Iterables are objects which return an iterator (sort of a counting index). You can count elements in an iterable, and traverse through them using an iterator like a for loop. Commonly known Iterables are collection objects such as lists, dictionaries, sets, etc.
However, any object can become an iterable as long as it supports two methods, which form the ‘iterator protocol’:
- __iter__() : This returns the object itself, and is needed to allow the use of the iterable in a ‘for…in’ statement.
- __next__() : This returns the next element in the container. If there aren’t any elements left, this method raises the ‘StopIteration()’ exception.
Let’s try making our very own iterable. This iterable will be an object of class ‘SquareIndex’. We’ve defined the iterator protocol methods, along with an initializing function inside the class.
To iterate over the iterable, we’ve used a for loop.
To confirm that our object ‘s’ of SquareIndex really is an Iterable, we’ve imported abstract subclass ‘Iterable’ from the abstract class ‘collections’. On testing whether SquareIndex is a subclass of abstract class ‘Iterable’ – the result turns out to be true – meaning SquareIndex is now an officially qualified iterable class, whose objects are iterables.
Here are diagrams to demonstrate the control flow in the methods of an iterable object.
That was a lot of work, right?
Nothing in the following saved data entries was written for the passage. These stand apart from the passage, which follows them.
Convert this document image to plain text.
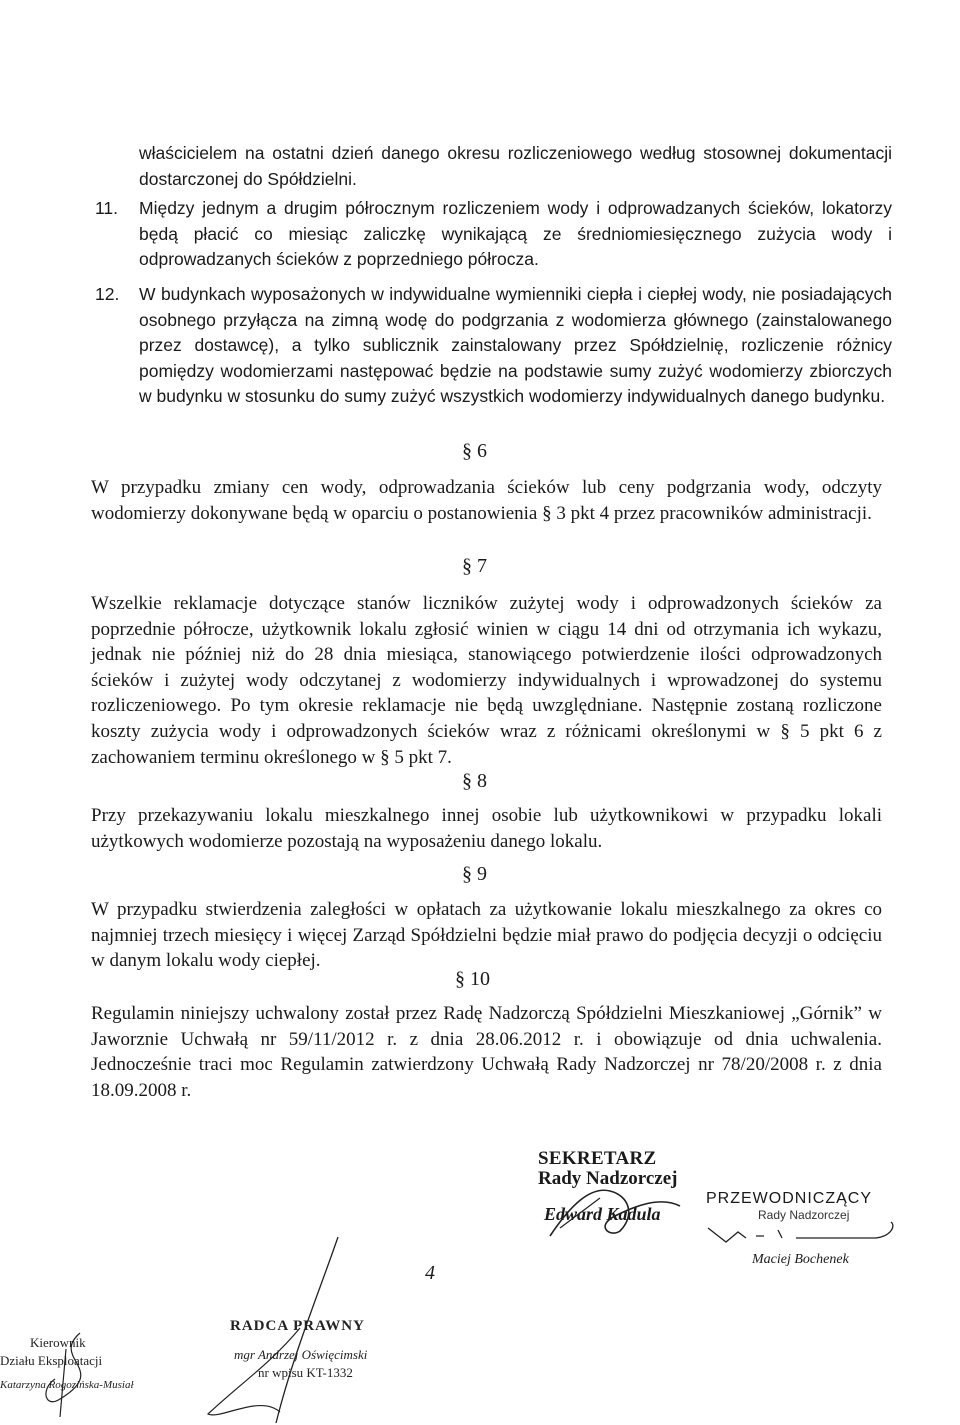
właścicielem na ostatni dzień danego okresu rozliczeniowego według stosownej dokumentacji dostarczonej do Spółdzielni.

11. Między jednym a drugim półrocznym rozliczeniem wody i odprowadzanych ścieków, lokatorzy będą płacić co miesiąc zaliczkę wynikającą ze średniomiesięcznego zużycia wody i odprowadzanych ścieków z poprzedniego półrocza.

12. W budynkach wyposażonych w indywidualne wymienniki ciepła i ciepłej wody, nie posiadających osobnego przyłącza na zimną wodę do podgrzania z wodomierza głównego (zainstalowanego przez dostawcę), a tylko sublicznik zainstalowany przez Spółdzielnię, rozliczenie różnicy pomiędzy wodomierzami następować będzie na podstawie sumy zużyć wodomierzy zbiorczych w budynku w stosunku do sumy zużyć wszystkich wodomierzy indywidualnych danego budynku.

§ 6

W przypadku zmiany cen wody, odprowadzania ścieków lub ceny podgrzania wody, odczyty wodomierzy dokonywane będą w oparciu o postanowienia § 3 pkt 4 przez pracowników administracji.

§ 7

Wszelkie reklamacje dotyczące stanów liczników zużytej wody i odprowadzonych ścieków za poprzednie półrocze, użytkownik lokalu zgłosić winien w ciągu 14 dni od otrzymania ich wykazu, jednak nie później niż do 28 dnia miesiąca, stanowiącego potwierdzenie ilości odprowadzonych ścieków i zużytej wody odczytanej z wodomierzy indywidualnych i wprowadzonej do systemu rozliczeniowego. Po tym okresie reklamacje nie będą uwzględniane. Następnie zostaną rozliczone koszty zużycia wody i odprowadzonych ścieków wraz z różnicami określonymi w § 5 pkt 6 z zachowaniem terminu określonego w § 5 pkt 7.

§ 8

Przy przekazywaniu lokalu mieszkalnego innej osobie lub użytkownikowi w przypadku lokali użytkowych wodomierze pozostają na wyposażeniu danego lokalu.

§ 9

W przypadku stwierdzenia zaległości w opłatach za użytkowanie lokalu mieszkalnego za okres co najmniej trzech miesięcy i więcej Zarząd Spółdzielni będzie miał prawo do podjęcia decyzji o odcięciu w danym lokalu wody ciepłej.

§ 10

Regulamin niniejszy uchwalony został przez Radę Nadzorczą Spółdzielni Mieszkaniowej „Górnik” w Jaworznie Uchwałą nr 59/11/2012 r. z dnia 28.06.2012 r. i obowiązuje od dnia uchwalenia. Jednocześnie traci moc Regulamin zatwierdzony Uchwałą Rady Nadzorczej nr 78/20/2008 r. z dnia 18.09.2008 r.

SEKRETARZ
Rady Nadzorczej
Edward Kadula
PRZEWODNICZĄCY
Rady Nadzorczej
Maciej Bochenek
4
Kierownik
Działu Eksploatacji
Katarzyna Rogozińska-Musiał
RADCA PRAWNY
mgr Andrzej Oświęcimski
nr wpisu KT-1332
We had to create a class which overrode methods __iter__() and __next__() and raise a StopIteration()to indicate that the iteration had no further return values.
What if we could replace the class containing __iter__() and __next__() with a single method that returns an iterator (to fulfil the __iter__()’s duty) and uses its own for loop (to fulfil the __next__()’s duty) ?
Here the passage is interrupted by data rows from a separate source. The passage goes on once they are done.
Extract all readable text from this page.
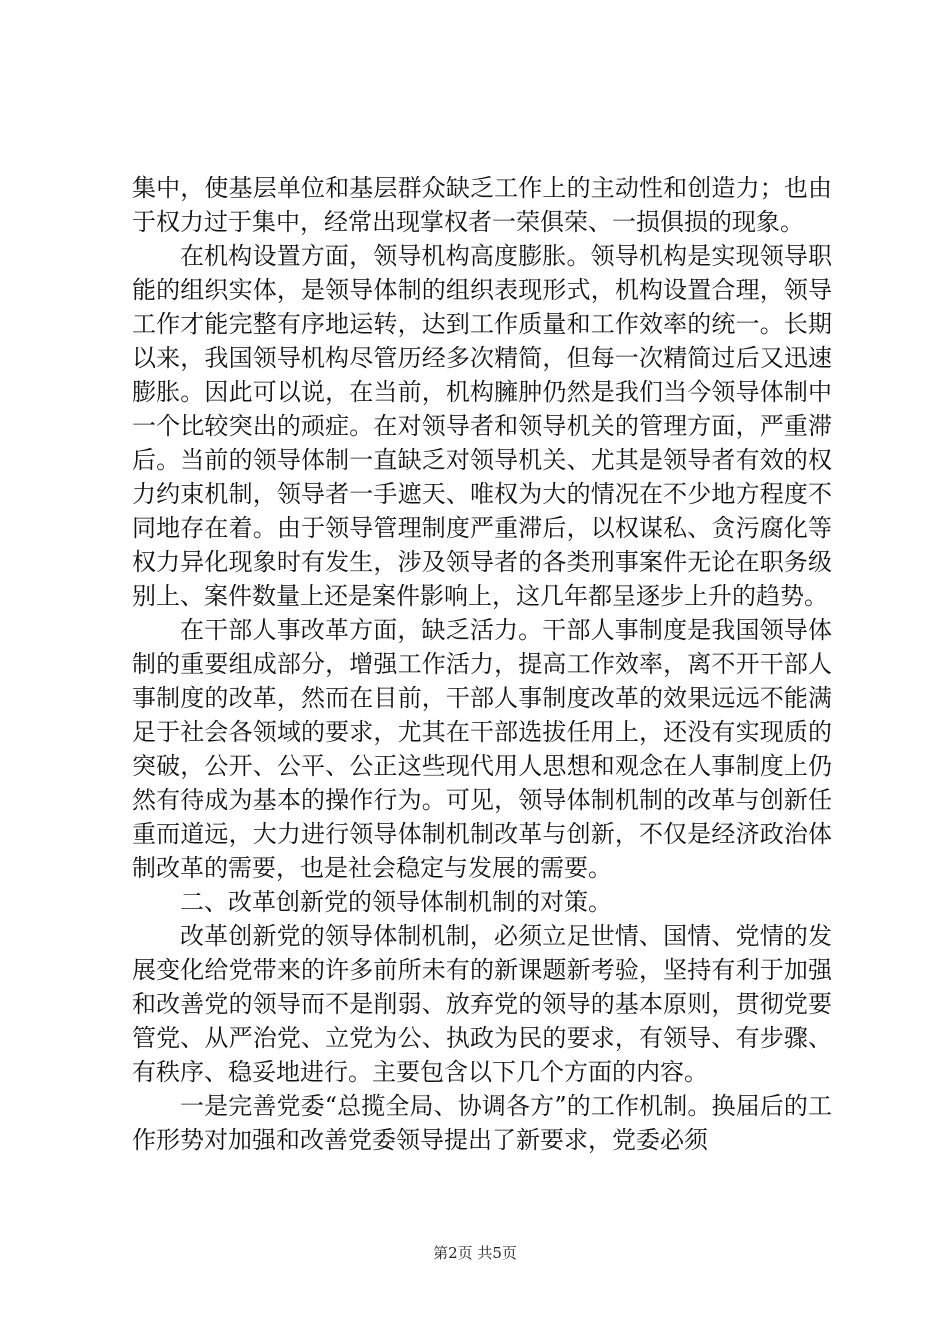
集中，使基层单位和基层群众缺乏工作上的主动性和创造力；也由于权力过于集中，经常出现掌权者一荣俱荣、一损俱损的现象。

在机构设置方面，领导机构高度膨胀。领导机构是实现领导职能的组织实体，是领导体制的组织表现形式，机构设置合理，领导工作才能完整有序地运转，达到工作质量和工作效率的统一。长期以来，我国领导机构尽管历经多次精简，但每一次精简过后又迅速膨胀。因此可以说，在当前，机构臃肿仍然是我们当今领导体制中一个比较突出的顽症。在对领导者和领导机关的管理方面，严重滞后。当前的领导体制一直缺乏对领导机关、尤其是领导者有效的权力约束机制，领导者一手遮天、唯权为大的情况在不少地方程度不同地存在着。由于领导管理制度严重滞后，以权谋私、贪污腐化等权力异化现象时有发生，涉及领导者的各类刑事案件无论在职务级别上、案件数量上还是案件影响上，这几年都呈逐步上升的趋势。

在干部人事改革方面，缺乏活力。干部人事制度是我国领导体制的重要组成部分，增强工作活力，提高工作效率，离不开干部人事制度的改革，然而在目前，干部人事制度改革的效果远远不能满足于社会各领域的要求，尤其在干部选拔任用上，还没有实现质的突破，公开、公平、公正这些现代用人思想和观念在人事制度上仍然有待成为基本的操作行为。可见，领导体制机制的改革与创新任重而道远，大力进行领导体制机制改革与创新，不仅是经济政治体制改革的需要，也是社会稳定与发展的需要。

二、改革创新党的领导体制机制的对策。

改革创新党的领导体制机制，必须立足世情、国情、党情的发展变化给党带来的许多前所未有的新课题新考验，坚持有利于加强和改善党的领导而不是削弱、放弃党的领导的基本原则，贯彻党要管党、从严治党、立党为公、执政为民的要求，有领导、有步骤、有秩序、稳妥地进行。主要包含以下几个方面的内容。

一是完善党委“总揽全局、协调各方”的工作机制。换届后的工作形势对加强和改善党委领导提出了新要求，党委必须

第2页 共5页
Enter the Generator function.
It’s a regular function which uses the keyword ‘yield’ instead of ‘return’ to return a value. The only difference is that, unlike ‘return’ – ‘yield’ doesn’t terminate the function when it returns the value. It only pauses the function temporarily while the returning occurs. Once the __next()__ of the iterator calling the function with ‘yield’ is run, the function containing the yield resumes to further lines.
The generator function acts as a collection which can be iterated over exactly once. They use less memory than normal collections – and are thus suitable for Big Data applications.
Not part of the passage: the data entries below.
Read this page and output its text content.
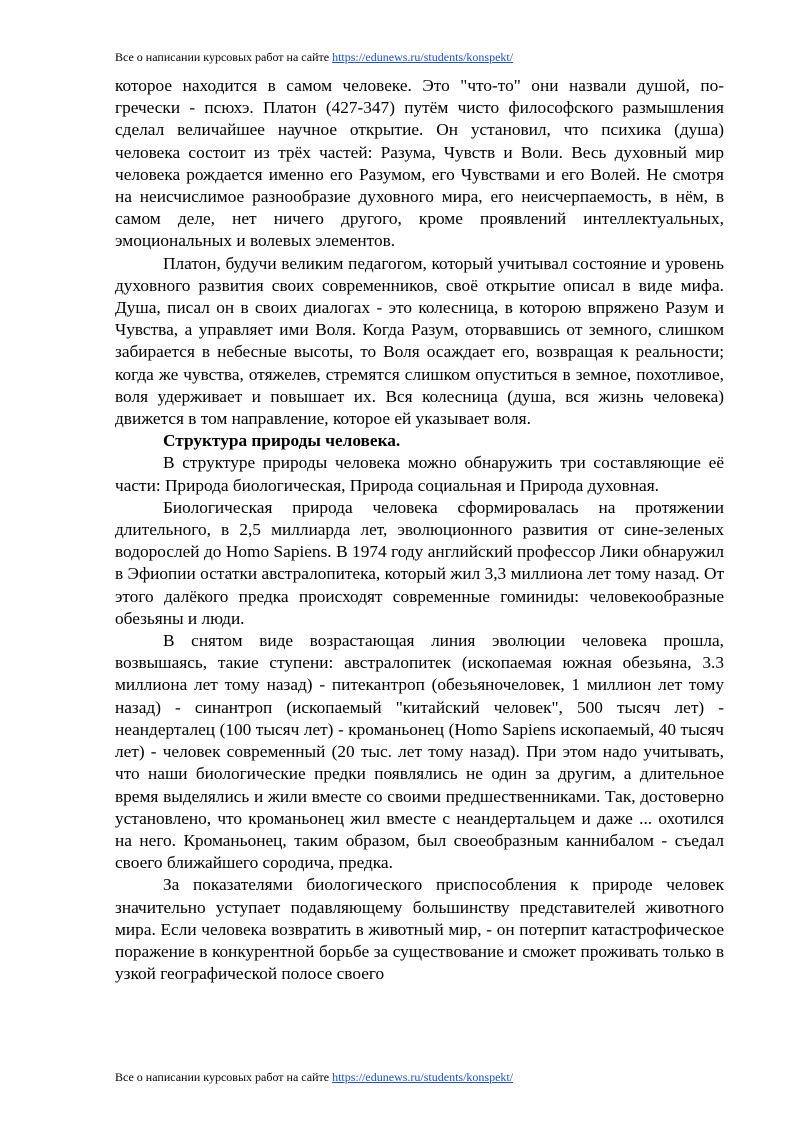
Все о написании курсовых работ на сайте https://edunews.ru/students/konspekt/

которое находится в самом человеке. Это "что-то" они назвали душой, по-гречески - псюхэ. Платон (427-347) путём чисто философского размышления сделал величайшее научное открытие. Он установил, что психика (душа) человека состоит из трёх частей: Разума, Чувств и Воли. Весь духовный мир человека рождается именно его Разумом, его Чувствами и его Волей. Не смотря на неисчислимое разнообразие духовного мира, его неисчерпаемость, в нём, в самом деле, нет ничего другого, кроме проявлений интеллектуальных, эмоциональных и волевых элементов.

Платон, будучи великим педагогом, который учитывал состояние и уровень духовного развития своих современников, своё открытие описал в виде мифа. Душа, писал он в своих диалогах - это колесница, в которою впряжено Разум и Чувства, а управляет ими Воля. Когда Разум, оторвавшись от земного, слишком забирается в небесные высоты, то Воля осаждает его, возвращая к реальности; когда же чувства, отяжелев, стремятся слишком опуститься в земное, похотливое, воля удерживает и повышает их. Вся колесница (душа, вся жизнь человека) движется в том направление, которое ей указывает воля.

Структура природы человека.

В структуре природы человека можно обнаружить три составляющие её части: Природа биологическая, Природа социальная и Природа духовная.

Биологическая природа человека сформировалась на протяжении длительного, в 2,5 миллиарда лет, эволюционного развития от сине-зеленых водорослей до Homo Sapiens. В 1974 году английский профессор Лики обнаружил в Эфиопии остатки австралопитека, который жил 3,3 миллиона лет тому назад. От этого далёкого предка происходят современные гоминиды: человекообразные обезьяны и люди.

В снятом виде возрастающая линия эволюции человека прошла, возвышаясь, такие ступени: австралопитек (ископаемая южная обезьяна, 3.3 миллиона лет тому назад) - питекантроп (обезьяночеловек, 1 миллион лет тому назад) - синантроп (ископаемый "китайский человек", 500 тысяч лет) - неандерталец (100 тысяч лет) - кроманьонец (Homo Sapiens ископаемый, 40 тысяч лет) - человек современный (20 тыс. лет тому назад). При этом надо учитывать, что наши биологические предки появлялись не один за другим, а длительное время выделялись и жили вместе со своими предшественниками. Так, достоверно установлено, что кроманьонец жил вместе с неандертальцем и даже ... охотился на него. Кроманьонец, таким образом, был своеобразным каннибалом - съедал своего ближайшего сородича, предка.

За показателями биологического приспособления к природе человек значительно уступает подавляющему большинству представителей животного мира. Если человека возвратить в животный мир, - он потерпит катастрофическое поражение в конкурентной борьбе за существование и сможет проживать только в узкой географической полосе своего

Все о написании курсовых работ на сайте https://edunews.ru/students/konspekt/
- The reason behind the lower memory use is that ordinary collections store all the elements in the memory at the same time – while generators create, iterate and then destroy the elements.
- It’s like drawing a hundred circles on a piece of paper – vs. drawing a circle, then erasing it and re-drawing a circle on the same spot again a hundred times.
- This comparison might also clear up why you can only iterate over the elements in a generator function once (at the end, you’d be left with a blank piece of paper)
- Also – generators can’t be resumed while actively running. The generator pauses itself using the ‘yield’ keyword, and only the calling iterator can resume it with its ‘next’ command. Resuming while the generator is actively running is like drawing a circle, and then drawing over it again without erasing it first.
‘Generator expressions’ are a form of generators which are an alternative to list comprehensions and perform similar functions to a ‘generator function’.
Let’s draw a diagram to illustrate control flow for the following generator function – hightea ()
The ‘Yield’ Keyword
The function of yield is to:
- Freeze the current state of the function
- Return the current value to the method calling __next__() – in the above example, this method was ‘hightea()’
- The ‘yield’ keyword is not allowed in the ‘try’ cause of a try…finally construct; although it can be used in the ‘finally’ clause.
- It can only be used inside functions (and such functions are called generator functions)
There’s an interesting history behind the use of ‘yield’ in Python.
- In order to initially incorporate it into Python version 2.2, the line: from__future__import generators had to be used at the top of a code using ‘yield’, without which a warning would be triggered.
- When it was first introduced, questions were raised as to why there couldn’t be a new built-in function/syntax change in the place of incorporating a new keyword into the language.
- The reason for introducing a keyword rather than a function was that control flow is better depicted by keywords; and ‘yield’ is a control construct.
- Syntax changes along the lines of replacing ‘yield’ with ‘return and continue’ or ‘return generating’ were suggested; however, it was decided that it was better to clearly specify the action in one keyword rather than have to deduce it from a combination of pre-existing ones.
Hopefully, this post should help make the difference between Iterables, Generators and the keyword “yield”.